I’ve spent the past five years watching bright-eyed tech founders pitch their visions at demo days across San Francisco, but the narrative of the college dropout tech genius has grown increasingly outdated. Last week’s announcement from 18-year-old Singaporean AI entrepreneur Loh Jia Wei challenges that well-worn Silicon Valley myth in refreshing ways. Despite having secured $5.2 million in seed funding for his AI startup Kiri, Loh has decided to pursue his computer science degree at Stanford University starting in 2025.
His decision merits attention not because it’s surprising, but because it represents a maturing perspective in tech circles that values formal education alongside entrepreneurial drive.
“I want to build something meaningful for the long term,” Loh told me during our video call last Thursday. “Getting a strong foundation in computer science will make me a better founder and help me understand the theoretical frameworks behind the AI we’re developing.”
Loh’s AI company, Kiri, specializes in natural language processing for Southeast Asian languages—addressing a critical gap in a market dominated by English-language AI models. The technology shows promise in educational applications and regional business operations, with early pilots demonstrating 40% better comprehension of cultural nuances than leading global AI systems when processing Malay, Vietnamese, and Tagalog inputs.
His choice comes at an interesting inflection point for young entrepreneurs. According to data from the National Center for Education Statistics, the percentage of tech founders under 25 with at least some college education has increased by 22% since 2018. This reverses the dropout trend popularized during the early social media boom.
Venture capital attitudes are shifting too. Jenny Fielding, managing director at Techstars, notes, “We’re seeing investors place increasing value on founders with deeper technical expertise, especially in complex fields like AI. The dropout founder archetype still exists, but it’s no longer the assumed path to success.”

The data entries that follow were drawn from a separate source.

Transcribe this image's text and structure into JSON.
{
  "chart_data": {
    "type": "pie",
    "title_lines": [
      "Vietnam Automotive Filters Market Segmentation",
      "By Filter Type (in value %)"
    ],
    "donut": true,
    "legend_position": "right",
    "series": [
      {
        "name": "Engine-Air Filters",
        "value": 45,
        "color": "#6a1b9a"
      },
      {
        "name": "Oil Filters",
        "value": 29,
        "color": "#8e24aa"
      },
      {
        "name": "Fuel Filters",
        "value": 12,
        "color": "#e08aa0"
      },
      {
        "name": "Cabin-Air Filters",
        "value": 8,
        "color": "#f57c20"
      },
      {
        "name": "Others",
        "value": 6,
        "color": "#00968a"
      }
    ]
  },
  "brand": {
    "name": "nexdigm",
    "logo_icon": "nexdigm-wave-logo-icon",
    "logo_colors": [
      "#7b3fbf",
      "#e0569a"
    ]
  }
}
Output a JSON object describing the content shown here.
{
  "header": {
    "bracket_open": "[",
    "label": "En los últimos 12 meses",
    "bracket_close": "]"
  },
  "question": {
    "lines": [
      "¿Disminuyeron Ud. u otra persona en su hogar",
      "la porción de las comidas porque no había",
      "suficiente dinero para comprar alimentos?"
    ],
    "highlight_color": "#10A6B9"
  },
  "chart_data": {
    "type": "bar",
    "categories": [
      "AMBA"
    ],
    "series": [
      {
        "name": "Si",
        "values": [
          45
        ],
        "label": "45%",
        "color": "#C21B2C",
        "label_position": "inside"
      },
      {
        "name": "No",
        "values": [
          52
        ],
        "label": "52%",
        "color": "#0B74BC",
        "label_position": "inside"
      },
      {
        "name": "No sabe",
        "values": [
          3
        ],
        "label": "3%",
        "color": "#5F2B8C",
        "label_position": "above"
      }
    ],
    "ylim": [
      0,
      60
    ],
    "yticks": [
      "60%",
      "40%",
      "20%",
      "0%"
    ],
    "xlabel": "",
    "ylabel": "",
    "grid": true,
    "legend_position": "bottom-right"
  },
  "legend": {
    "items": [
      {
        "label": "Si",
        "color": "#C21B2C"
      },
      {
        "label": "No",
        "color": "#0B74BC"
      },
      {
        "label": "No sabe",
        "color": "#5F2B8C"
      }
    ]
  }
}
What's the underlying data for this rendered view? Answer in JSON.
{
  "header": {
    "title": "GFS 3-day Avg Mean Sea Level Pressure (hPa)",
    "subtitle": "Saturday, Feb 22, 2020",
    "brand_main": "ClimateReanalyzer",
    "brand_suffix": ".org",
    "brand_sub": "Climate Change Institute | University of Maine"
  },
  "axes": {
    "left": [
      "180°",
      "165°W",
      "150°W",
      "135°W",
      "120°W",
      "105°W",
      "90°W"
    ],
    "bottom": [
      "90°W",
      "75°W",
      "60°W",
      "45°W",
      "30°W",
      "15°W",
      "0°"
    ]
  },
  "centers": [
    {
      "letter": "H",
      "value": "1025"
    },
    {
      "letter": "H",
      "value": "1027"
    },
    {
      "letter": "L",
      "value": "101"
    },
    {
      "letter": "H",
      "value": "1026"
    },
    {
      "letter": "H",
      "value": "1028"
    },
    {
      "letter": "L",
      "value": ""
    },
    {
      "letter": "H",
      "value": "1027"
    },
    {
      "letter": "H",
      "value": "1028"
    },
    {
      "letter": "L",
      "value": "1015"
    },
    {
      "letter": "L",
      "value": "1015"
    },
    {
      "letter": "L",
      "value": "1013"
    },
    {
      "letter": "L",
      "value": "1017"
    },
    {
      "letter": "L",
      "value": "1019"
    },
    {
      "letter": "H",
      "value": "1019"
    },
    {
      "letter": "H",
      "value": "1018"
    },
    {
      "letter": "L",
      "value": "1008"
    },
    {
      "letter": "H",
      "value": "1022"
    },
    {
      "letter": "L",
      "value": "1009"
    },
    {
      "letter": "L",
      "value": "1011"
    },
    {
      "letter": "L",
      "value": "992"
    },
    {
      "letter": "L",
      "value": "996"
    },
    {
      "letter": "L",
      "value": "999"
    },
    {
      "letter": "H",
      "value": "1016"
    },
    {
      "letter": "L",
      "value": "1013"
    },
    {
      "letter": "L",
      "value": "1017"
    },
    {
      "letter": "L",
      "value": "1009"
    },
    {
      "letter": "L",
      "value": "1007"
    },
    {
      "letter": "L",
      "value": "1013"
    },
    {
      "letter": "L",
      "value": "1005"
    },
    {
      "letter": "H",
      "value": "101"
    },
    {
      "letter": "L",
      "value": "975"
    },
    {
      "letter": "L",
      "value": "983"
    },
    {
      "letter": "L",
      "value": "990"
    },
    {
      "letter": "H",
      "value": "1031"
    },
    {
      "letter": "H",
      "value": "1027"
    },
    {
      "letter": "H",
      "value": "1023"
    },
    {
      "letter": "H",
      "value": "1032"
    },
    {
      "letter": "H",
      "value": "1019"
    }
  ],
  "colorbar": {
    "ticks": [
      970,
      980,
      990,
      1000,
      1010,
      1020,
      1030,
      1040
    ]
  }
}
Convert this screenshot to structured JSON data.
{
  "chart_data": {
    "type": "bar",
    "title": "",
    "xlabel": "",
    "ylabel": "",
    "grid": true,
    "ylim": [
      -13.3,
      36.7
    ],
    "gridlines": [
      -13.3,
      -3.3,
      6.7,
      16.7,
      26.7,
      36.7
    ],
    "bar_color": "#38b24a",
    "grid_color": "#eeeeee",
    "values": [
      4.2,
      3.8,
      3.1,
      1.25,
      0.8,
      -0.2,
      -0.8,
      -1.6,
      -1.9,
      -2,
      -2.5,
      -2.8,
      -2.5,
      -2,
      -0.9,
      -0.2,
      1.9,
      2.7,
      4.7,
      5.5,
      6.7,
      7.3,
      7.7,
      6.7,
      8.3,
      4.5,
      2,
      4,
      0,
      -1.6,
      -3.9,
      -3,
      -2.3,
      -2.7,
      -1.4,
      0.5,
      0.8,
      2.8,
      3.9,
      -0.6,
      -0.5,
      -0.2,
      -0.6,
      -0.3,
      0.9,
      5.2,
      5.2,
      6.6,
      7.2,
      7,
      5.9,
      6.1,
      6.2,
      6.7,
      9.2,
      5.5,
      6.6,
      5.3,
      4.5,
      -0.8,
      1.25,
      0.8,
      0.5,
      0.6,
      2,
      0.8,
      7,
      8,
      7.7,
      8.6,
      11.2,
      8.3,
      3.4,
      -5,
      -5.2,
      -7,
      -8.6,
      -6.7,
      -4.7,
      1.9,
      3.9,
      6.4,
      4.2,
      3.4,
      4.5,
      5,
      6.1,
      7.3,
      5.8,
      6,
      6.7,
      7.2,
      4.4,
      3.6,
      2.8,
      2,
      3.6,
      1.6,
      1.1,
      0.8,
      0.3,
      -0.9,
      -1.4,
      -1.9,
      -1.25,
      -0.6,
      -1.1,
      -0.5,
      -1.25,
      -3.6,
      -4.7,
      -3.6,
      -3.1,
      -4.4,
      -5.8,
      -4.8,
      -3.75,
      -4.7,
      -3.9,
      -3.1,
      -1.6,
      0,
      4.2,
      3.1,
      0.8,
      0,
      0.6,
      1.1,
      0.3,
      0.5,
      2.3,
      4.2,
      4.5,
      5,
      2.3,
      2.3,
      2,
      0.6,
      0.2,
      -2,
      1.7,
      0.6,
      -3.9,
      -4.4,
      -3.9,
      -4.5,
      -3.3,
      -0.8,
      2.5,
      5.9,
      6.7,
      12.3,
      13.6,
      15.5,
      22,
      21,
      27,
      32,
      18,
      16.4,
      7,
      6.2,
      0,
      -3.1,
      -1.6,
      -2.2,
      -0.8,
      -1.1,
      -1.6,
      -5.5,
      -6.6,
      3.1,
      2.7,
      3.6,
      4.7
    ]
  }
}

This evolution makes perfect sense. Building today’s AI systems requires sophisticated knowledge of mathematics, statistics, and computer science—areas where academic instruction provides crucial foundations that are difficult to acquire through self-teaching alone.
Stanford computer science professor Dr. Fei-Fei Li, who pioneered ImageNet and co-directs the Stanford Institute for Human-Centered Artificial Intelligence, emphasizes this reality. “Developing responsible AI requires both technical depth and interdisciplinary understanding. University environments foster this combination uniquely well.”
The financial calculus has changed too. When I interviewed several VCs at last month’s AI Summit in San Francisco, many expressed that academic credentials matter more now for early-stage funding in deep tech than they did five years ago. “We’re looking for technical defensibility,” explained Sarah Cooper, partner at Andreessen Horowitz, during our conversation. “Some form of specialized education often underlies that.”
Loh isn’t abandoning his startup—quite the contrary. He plans to continue leading Kiri while studying, having built a 12-person team that includes senior engineers from Google and Meta. His investors support this approach, recognizing that for technically complex products like Kiri’s language models, theoretical understanding enhances practical innovation.
What’s particularly notable about Loh’s decision is his resistance to the false binary between education and entrepreneurship. “I don’t see it as college versus startup,” he explained. “The networks I’ll build at Stanford and the technical depth I’ll gain will directly benefit our company’s growth.”
This perspective reflects broader generational shifts. Gen Z entrepreneurs appear more likely to pursue hybrid paths, blending education with venture-building rather than treating them as mutually exclusive options. A recent report from the Kauffman Foundation found that 64% of Gen Z founders surveyed plan to complete their degrees even after securing significant funding.
Of course, college isn’t right for everyone, and many successful founders have thrived without degrees. But the uncritical glorification of dropping out has always been problematic. It disproportionately benefits those with existing safety nets and connections, while potentially misleading young entrepreneurs without such advantages.
What’s emerging instead is a more nuanced conversation around technical education’s value in an increasingly complex technological landscape. For AI founders especially, understanding the theoretical underpinnings of machine learning architectures offers competitive advantages that can’t easily be replicated through experience alone.
Loh’s decision also acknowledges something rarely discussed in dropout narratives: the personal growth value of university education beyond just acquiring technical skills. “I want to be exposed to different perspectives and disciplines,” he said. “AI doesn’t exist in isolation from society.”
This holistic view matters particularly in AI development, where ethical considerations and unintended consequences require broad thinking beyond pure engineering. The Stanford education Loh will receive includes ethics courses and interdisciplinary exposure that pure startup experience rarely provides.
As we approach 2025, Loh’s path suggests a more sustainable model for young technical founders—one that values deep expertise alongside entrepreneurial agility. For the many teenagers inspired by tech success stories, this balanced approach offers a more realistic template than the exceptional dropout cases that dominate popular narratives.
The future of innovation, particularly in AI, will likely be built by those who can combine technical depth with entrepreneurial vision. For Loh and an increasing number of his peers, that means embracing education rather than bypassing it. It’s a vision of success that feels both refreshingly mature and perfectly adapted to the complex technical challenges ahead.